People have always told me that I'm very blunt, honest and open. Sometimes this has been said as an encouragement and other times as a rebuke. I have sat over the last couple of months and often wondered how much is appropriate to share or not to share in our journey. I haven't come up with an answer, just a desire to be honest, to make Hope's life a testimony for the Lord and to vent my feelings so I can move forward each day. Today as I was reading I came across this quote by Elie Wiesel, "Whoever survives a test, whatever it may be, must tell the story. That is his duty." This reminded me once again that God uses each struggle we have, in others' lives. With that in mind I share my latest battle, the battle of the baby girl...
I want everyone to first understand that I never look at another child and wish they would take a defective heart and give their healthy heart to Hope. I am at peace with the fact that God chose Hope's heart for her, I battle instead with his choice to make me her mother! Lately a lot of people have gotten pregnant, had babies, written books or made movies that involve baby girls.
A few of our friends have had beautiful, healthy baby girls in the last month. When I see these little girls I naturally think of Hope. When I look at how small and delicate they are, my heart breaks at the thought of someone so fragile being taken into surgery. When I see how small they are I mourn the fact that Hope won't be home until she's much older. When you have a preemie they are in the hospital for a long time, but when they come home they are still the size of a regular newborn or smaller. I sometimes picture myself bringing home a toddler to meet our friends for the first time. I know this is hopefully a stretch of the imagination but I'm sure you understand what I'm saying.
Last night I went to see the new Twilight movie. Feel free to mock me in your head, a good love story is beautiful, even if it involves vampires. In the movie the main character gives birth to a baby, a baby girl. I can't seem to watch, hear or read about the birth of a baby girl without getting sad, overwhelmed and contemplative about the future.
This flood of baby girls has pushed me back into reality and constantly reminds me of what is shortly ahead. I notice a great change in my personality as a result, I'm not as free spirited or funny as I used to be. Life is all more serious to me and I have to force myself to have fun sometimes. I need to work at seeing baby girls as a reminder of God's wonderful creation and not as a reminder of what I won't have, another healthy baby girl like Sadie. Each day I ask the Lord to show me true joy, maybe I've lost the fake things that used to make me laugh and I'm finally seeing true joy?

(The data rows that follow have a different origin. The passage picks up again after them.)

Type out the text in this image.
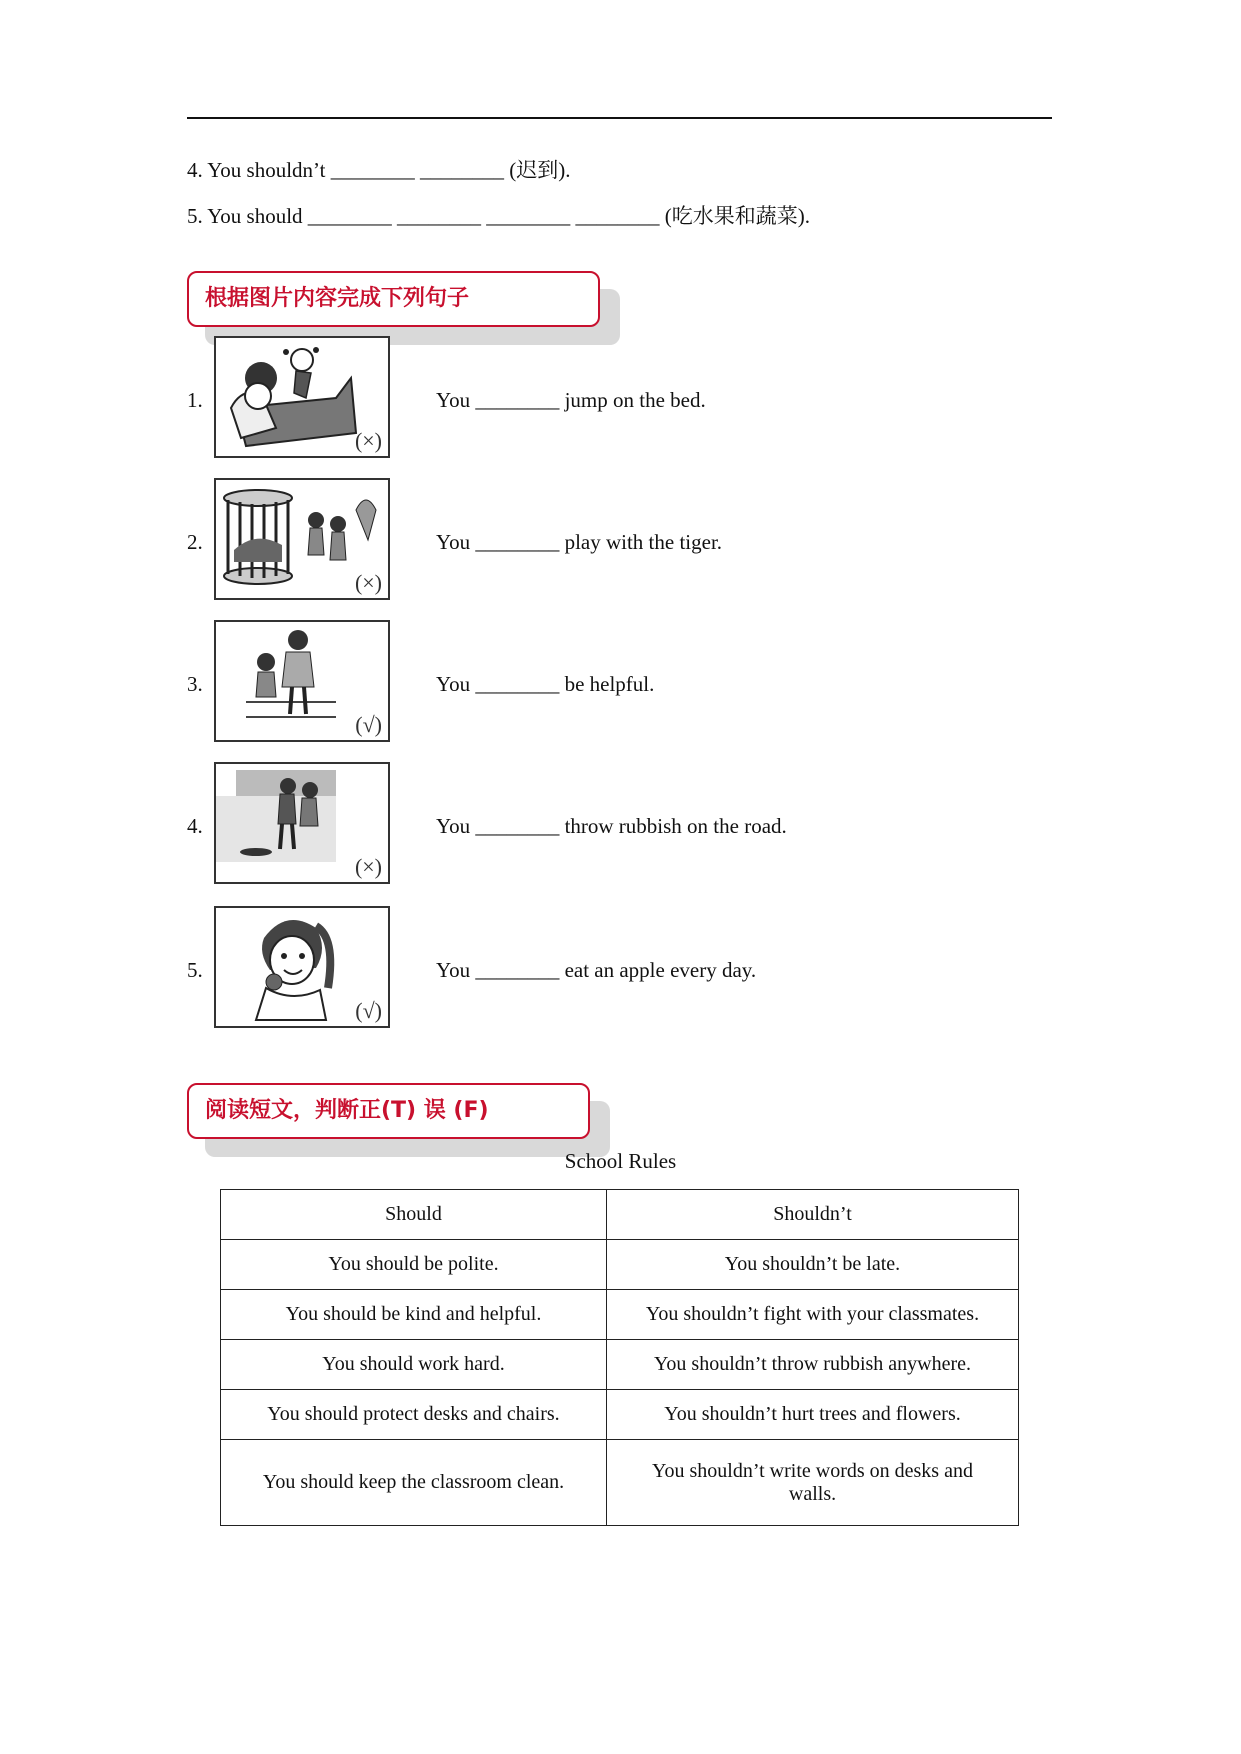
4. You shouldn’t ________ ________ (迟到).
5. You should ________ ________ ________ ________ (吃水果和蔬菜).
根据图片内容完成下列句子
1.
(×)
You ________ jump on the bed.
2.
(×)
You ________ play with the tiger.
3.
(√)
You ________ be helpful.
4.
(×)
You ________ throw rubbish on the road.
5.
(√)
You ________ eat an apple every day.
阅读短文，判断正(T) 误 (F)
School Rules
Should	Shouldn’t
You should be polite.	You shouldn’t be late.
You should be kind and helpful.	You shouldn’t fight with your classmates.
You should work hard.	You shouldn’t throw rubbish anywhere.
You should protect desks and chairs.	You shouldn’t hurt trees and flowers.
You should keep the classroom clean.	You shouldn’t write words on desks and walls.
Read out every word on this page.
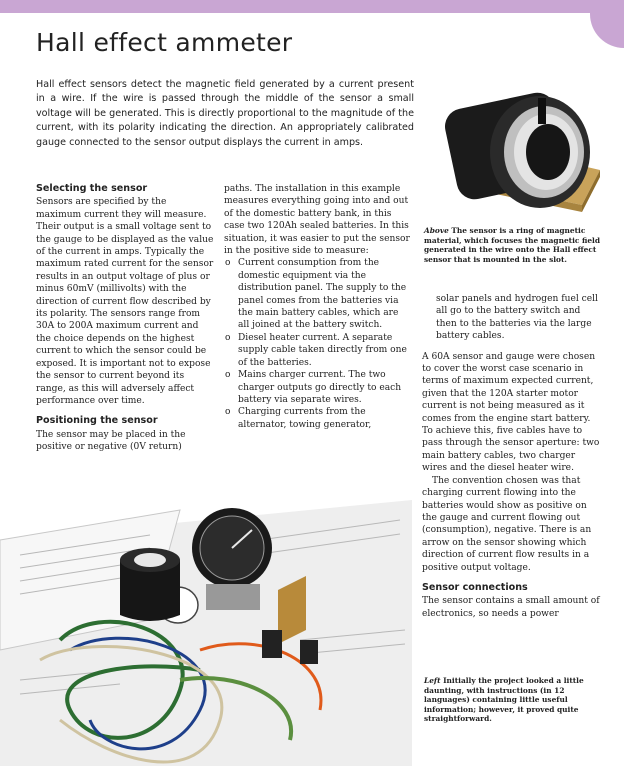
Hall effect ammeter
Hall effect sensors detect the magnetic field generated by a current present in a wire. If the wire is passed through the middle of the sensor a small voltage will be generated. This is directly proportional to the magnitude of the current, with its polarity indicating the direction. An appropriately calibrated gauge connected to the sensor output displays the current in amps.
Above The sensor is a ring of magnetic material, which focuses the magnetic field generated in the wire onto the Hall effect sensor that is mounted in the slot.
Selecting the sensor

Sensors are specified by the maximum current they will measure. Their output is a small voltage sent to the gauge to be displayed as the value of the current in amps. Typically the maximum rated current for the sensor results in an output voltage of plus or minus 60mV (millivolts) with the direction of current flow described by its polarity. The sensors range from 30A to 200A maximum current and the choice depends on the highest current to which the sensor could be exposed. It is important not to expose the sensor to current beyond its range, as this will adversely affect performance over time.

Positioning the sensor

The sensor may be placed in the positive or negative (0V return)

paths. The installation in this example measures everything going into and out of the domestic battery bank, in this case two 120Ah sealed batteries. In this situation, it was easier to put the sensor in the positive side to measure:

o Current consumption from the domestic equipment via the distribution panel. The supply to the panel comes from the batteries via the main battery cables, which are all joined at the battery switch.
o Diesel heater current. A separate supply cable taken directly from one of the batteries.
o Mains charger current. The two charger outputs go directly to each battery via separate wires.
o Charging currents from the alternator, towing generator,

solar panels and hydrogen fuel cell all go to the battery switch and then to the batteries via the large battery cables.

A 60A sensor and gauge were chosen to cover the worst case scenario in terms of maximum expected current, given that the 120A starter motor current is not being measured as it comes from the engine start battery. To achieve this, five cables have to pass through the sensor aperture: two main battery cables, two charger wires and the diesel heater wire.

The convention chosen was that charging current flowing into the batteries would show as positive on the gauge and current flowing out (consumption), negative. There is an arrow on the sensor showing which direction of current flow results in a positive output voltage.

Sensor connections

The sensor contains a small amount of electronics, so needs a power

Left Initially the project looked a little daunting, with instructions (in 12 languages) containing little useful information; however, it proved quite straightforward.
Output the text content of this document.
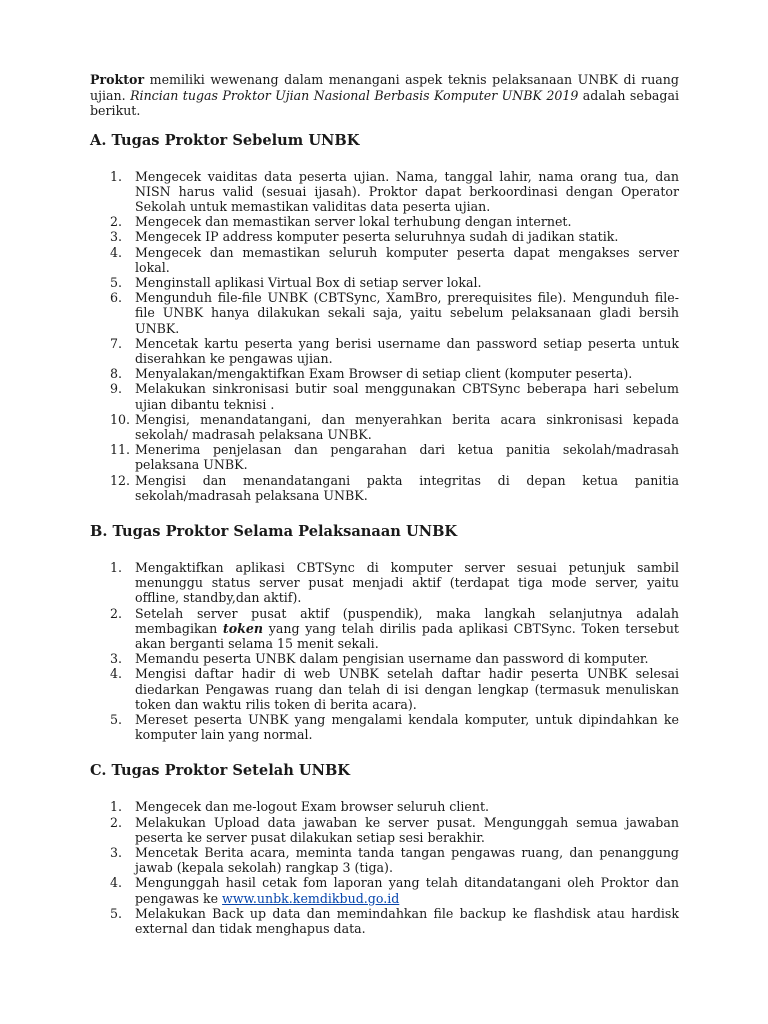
Proktor memiliki wewenang dalam menangani aspek teknis pelaksanaan UNBK di ruang ujian. Rincian tugas Proktor Ujian Nasional Berbasis Komputer UNBK 2019 adalah sebagai berikut.

A. Tugas Proktor Sebelum UNBK
1. Mengecek vaiditas data peserta ujian. Nama, tanggal lahir, nama orang tua, dan NISN harus valid (sesuai ijasah). Proktor dapat berkoordinasi dengan Operator Sekolah untuk memastikan validitas data peserta ujian.
2. Mengecek dan memastikan server lokal terhubung dengan internet.
3. Mengecek IP address komputer peserta seluruhnya sudah di jadikan statik.
4. Mengecek dan memastikan seluruh komputer peserta dapat mengakses server lokal.
5. Menginstall aplikasi Virtual Box di setiap server lokal.
6. Mengunduh file-file UNBK (CBTSync, XamBro, prerequisites file). Mengunduh file-file UNBK hanya dilakukan sekali saja, yaitu sebelum pelaksanaan gladi bersih UNBK.
7. Mencetak kartu peserta yang berisi username dan password setiap peserta untuk diserahkan ke pengawas ujian.
8. Menyalakan/mengaktifkan Exam Browser di setiap client (komputer peserta).
9. Melakukan sinkronisasi butir soal menggunakan CBTSync beberapa hari sebelum ujian dibantu teknisi .
10. Mengisi, menandatangani, dan menyerahkan berita acara sinkronisasi kepada sekolah/ madrasah pelaksana UNBK.
11. Menerima penjelasan dan pengarahan dari ketua panitia sekolah/madrasah pelaksana UNBK.
12. Mengisi dan menandatangani pakta integritas di depan ketua panitia sekolah/madrasah pelaksana UNBK.
B. Tugas Proktor Selama Pelaksanaan UNBK
1. Mengaktifkan aplikasi CBTSync di komputer server sesuai petunjuk sambil menunggu status server pusat menjadi aktif (terdapat tiga mode server, yaitu offline, standby,dan aktif).
2. Setelah server pusat aktif (puspendik), maka langkah selanjutnya adalah membagikan token yang yang telah dirilis pada aplikasi CBTSync. Token tersebut akan berganti selama 15 menit sekali.
3. Memandu peserta UNBK dalam pengisian username dan password di komputer.
4. Mengisi daftar hadir di web UNBK setelah daftar hadir peserta UNBK selesai diedarkan Pengawas ruang dan telah di isi dengan lengkap (termasuk menuliskan token dan waktu rilis token di berita acara).
5. Mereset peserta UNBK yang mengalami kendala komputer, untuk dipindahkan ke komputer lain yang normal.
C. Tugas Proktor Setelah UNBK
1. Mengecek dan me-logout Exam browser seluruh client.
2. Melakukan Upload data jawaban ke server pusat. Mengunggah semua jawaban peserta ke server pusat dilakukan setiap sesi berakhir.
3. Mencetak Berita acara, meminta tanda tangan pengawas ruang, dan penanggung jawab (kepala sekolah) rangkap 3 (tiga).
4. Mengunggah hasil cetak fom laporan yang telah ditandatangani oleh Proktor dan pengawas ke www.unbk.kemdikbud.go.id
5. Melakukan Back up data dan memindahkan file backup ke flashdisk atau hardisk external dan tidak menghapus data.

Yesterday Shawn was sick with a cold and Sadie was a bit fussy from the impending eye teeth. I'm overtired from her being sick last week and not having Shawn's help this weekend to allow me to recover. As I drove Sadie to Wal-mart, so Shawn could have a nap in a quiet house, she screamed the entire way because I had put water instead of milk in her cup. At the 1/2 way point in the journey, I started to scream back at her. I told her to get over it, stop crying, give me a break, be patient and anything else I could think of. When I lay in bed last night all I could think was, I'm not patient enough to be the parent of a child with special needs of any kind. I can't handle a regular breakdown of a healthy child, how can I be an amazing Mom to Hope and show her patience and loving kindness?
Shawn refuses to tell me lies about my own weaknesses, he knows that I am extremely impatient and probably fears for us all as well. As I cried myself to sleep, he simply held me and reminded me that he loves me the way I am, impatience and all. Then this morning in church I sang out from my soul, "you're all I need, you're all I've ever wanted" and I realized again, I can't do this. For that very reason God chose me to be Hope's mom, because I'm not able. Every step of parenting her will require the strength that only God can give. Every moment left in this pregnancy and every precious time her heart beats will all be through the Lord. So I'm publicly over sharing, that I am not capable of this, I'm not strong enough and I'm scared to death. My God is big enough, strong enough and loving enough to get me through each day from here on.